I had a great visit to Chattanooga and met many dedicated, civic-minded people. I was invited to visit by the Benwood Foundation, which has done an amazing job helping local public schools and supporting environmental improvement.
Chattanooga is a beautiful city of about 170,000 people. It has a lovely, historic central city. Everything is within walking distance or a short ride.
First, I met the local editorial board and had a spirited conversation with them. They literally had a columnist on the left (who sat to my left) and a columnist on the right (who sat to my right). We had a great conversation about what is happening nationally and in Tennessee.
Then I talked to civic and business leaders, and we had a good question-and-answer session about the ingredients needed for a community to improve its schools and how the business community could play a constructive role. I talked about the need for collaboration around children and families; the importance of prenatal care for every woman; early childhood education; the arts in every school; and how vital it is to treasure our educators. I hope that conversations like this will encourage people to ignore those who disrespect and demean educators. Our public schools are vital community institutions. I think the people of Chattanooga understand that.

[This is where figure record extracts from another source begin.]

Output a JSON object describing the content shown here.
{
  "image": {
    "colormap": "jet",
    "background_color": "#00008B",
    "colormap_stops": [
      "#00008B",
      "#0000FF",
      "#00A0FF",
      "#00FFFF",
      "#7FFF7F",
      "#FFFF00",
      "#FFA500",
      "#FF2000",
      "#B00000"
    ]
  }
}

Before my lecture, there was a reception where I met some old friends that I did not anticipate. One was Henry Shulson, the director of the Chattanooga Children’s Museum. I knew him when he lived next door and was about 8 years old. That was about 50 years ago!
At the same reception, I met a local state senator who told me that Michelle Rhee has been pouring lots of money into political campaigns in Tennessee. Most of the candidates she supports are Republicans, he said. But she pumped $105,000 into a Democratic primary fight. On one side was a liberal Democrat who supports public education; on the other was a very conservative Democrat who wants vouchers. She supported the latter, who won. He said to me, “You have to understand that legislators will work hard to raise $1,000. Can you imagine what it means to have someone give you $105,000?” He said she is going from state to state, knocking off good people who care about public education and support her Republican views.
The lecture went really well. The room at the University of Tennessee was animated. What amazed me was that on several occasions I made statements that caused the audience literally to gasp. I recall saying that states should never cut education to give tax breaks to corporation–which seems like a truism to me–and I heard an audible gasp. Tennessee has been so eager to lure corporations to the state that I think what I said was heresy, yet music to the ears of educated people.
Chattanooga is a city that has enormous potential. There is a real hunger to build a community, to have a city that takes care of its own. That’s a great beginning for the revitalization of public education.